1. He who does injustice commits impiety. For since universal Nature has formed the rational animals for one another; each to be useful to the other according to his merit, and never hurtful; he who transgresses this her will is clearly guilty of impiety against the most ancient and venerable of the Gods.

He who lies sins against the same divinity. For the nature of the whole is the nature of all things which exist; and things which exist are akin to all that has come to be. Nature, indeed, is called truth, and is the first cause of all truths. He, then, that lies willingly is guilty of impiety, in so far as by deceiving he works injury: and he also who lies unwillingly, in so far as he is out of tune with universal Nature, and in so far as he works disorder in the Universe by fighting against its design. He is at war with Nature who sets himself against the truth. He has neglected the means with which Nature furnished him, and cannot now distinguish false from true.

He, too, who pursues pleasure as good, and shuns pain as evil, is guilty of impiety. Such a one must needs frequently blame the common nature for unseemly awards of fortune to bad and to good men. For the bad often enjoy pleasures and possess the means to attain them, and the good often meet with pain and with what causes pain. Again, he who dreads pain must sometimes dread a thing which will make part of the world order, and this is impious. And he who pursues pleasure will not abstain from injustice, and this is clear impiety. In those things to which the common nature is indifferent (for she had not made both, were she not indifferent to either), he who would follow Nature ought, in this also, to be of like mind with her, and shew the like indifference. And whoever is not indifferent to pain and pleasure, life and death, glory and ignominy, all of which universal Nature uses indifferently, is clearly impious. By Nature using them indifferently, I mean that they befall indifferently all beings which exist, and ensue upon others in the great chain of consequence which began in the primal impulse of Providence. Providence, in pursuance of this impulse, and starting from a definite beginning, set about this fair structure of the universe when she had conceived the plan of all that was to be, and appointed the distinct powers which were to produce the several substances, changes, and successions.

2. It were the more desirable lot to depart from among men, unacquainted with falsehood, hypocrisy, luxury, or vanity. The next choice were to expire when cloyed with these vices. Have you then chosen rather to abide in evil; or has experience not yet persuaded you to fly from amidst the plague? For a corruption of the mind is far more a plague than any pestilential distemper or change in the surrounding air we breathe. The one is pestilence to animals as animals: but the other to men as men.

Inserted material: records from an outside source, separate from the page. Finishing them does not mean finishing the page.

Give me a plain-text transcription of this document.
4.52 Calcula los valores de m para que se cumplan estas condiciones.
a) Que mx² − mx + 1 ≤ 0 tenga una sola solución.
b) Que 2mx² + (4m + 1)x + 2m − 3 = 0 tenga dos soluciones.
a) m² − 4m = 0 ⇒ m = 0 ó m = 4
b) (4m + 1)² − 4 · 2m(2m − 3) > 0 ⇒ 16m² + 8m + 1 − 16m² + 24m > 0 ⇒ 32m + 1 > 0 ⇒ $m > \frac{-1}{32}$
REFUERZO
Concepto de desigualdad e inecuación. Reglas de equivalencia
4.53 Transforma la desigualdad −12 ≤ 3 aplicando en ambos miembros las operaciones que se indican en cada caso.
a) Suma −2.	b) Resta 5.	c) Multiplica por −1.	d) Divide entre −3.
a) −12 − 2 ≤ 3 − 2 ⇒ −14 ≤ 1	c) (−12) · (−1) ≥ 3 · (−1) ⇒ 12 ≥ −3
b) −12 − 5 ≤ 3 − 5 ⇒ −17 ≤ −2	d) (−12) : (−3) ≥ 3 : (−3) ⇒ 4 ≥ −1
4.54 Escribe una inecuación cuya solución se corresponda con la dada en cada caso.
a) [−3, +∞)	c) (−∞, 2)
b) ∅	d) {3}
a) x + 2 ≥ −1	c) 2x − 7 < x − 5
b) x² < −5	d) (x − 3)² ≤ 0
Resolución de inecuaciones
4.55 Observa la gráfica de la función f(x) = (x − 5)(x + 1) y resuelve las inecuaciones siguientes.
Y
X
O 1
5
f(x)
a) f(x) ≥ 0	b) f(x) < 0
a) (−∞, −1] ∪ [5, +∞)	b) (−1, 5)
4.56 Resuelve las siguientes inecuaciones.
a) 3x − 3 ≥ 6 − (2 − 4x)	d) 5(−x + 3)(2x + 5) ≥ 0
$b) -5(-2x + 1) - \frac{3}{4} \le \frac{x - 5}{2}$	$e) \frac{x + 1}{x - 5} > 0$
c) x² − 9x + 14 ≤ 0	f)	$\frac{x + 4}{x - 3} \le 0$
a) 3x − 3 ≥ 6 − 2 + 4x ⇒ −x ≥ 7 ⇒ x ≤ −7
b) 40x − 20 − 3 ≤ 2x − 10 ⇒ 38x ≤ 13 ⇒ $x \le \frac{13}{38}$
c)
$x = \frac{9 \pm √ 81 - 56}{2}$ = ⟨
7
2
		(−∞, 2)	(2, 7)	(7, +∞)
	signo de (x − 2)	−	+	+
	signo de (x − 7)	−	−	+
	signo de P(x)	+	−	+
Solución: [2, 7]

3. Despise not death; but receive it well content, as one of the things which Nature wills. For even as it is to be young, to be old, to grow up, to be full grown; even as it is to breed teeth, and beard, and to grow grey, to beget, to go with child, to be delivered; and to undergo all the effects of nature which life’s seasons bring; such is it also to be dissolved in death. It becomes not therefore a man of wisdom to be careless, or impatient, or ostentatiously contemptuous about death; he should rather await its coming as one of the operations of nature. Even as now you await the season when the child of your wife’s body shall issue into the light, await the hour when your soul shall fall out of these its teguments. If you wish for the common sort of comfort, here is a thought which goes to the heart. You will be completely resigned to death if you consider the things you are about to leave, and the morals of that confused crowd from which your soul is to be disengaged. It is far from right to be offended with them. It is even your duty to have a tender care for them, and to bear with them mildly. Yet remember that the parting, when it comes, will not be with men who think as you think. For the only thing which, if it might be, could hold you back and detain you in life, would be to live with those who had reached the same principles of life as you. But, as it is, you, seeing how great is the fatigue and toil arising from the jarring courses of those who live together, may cry: “Haste, death! lest I, too, should forget myself.”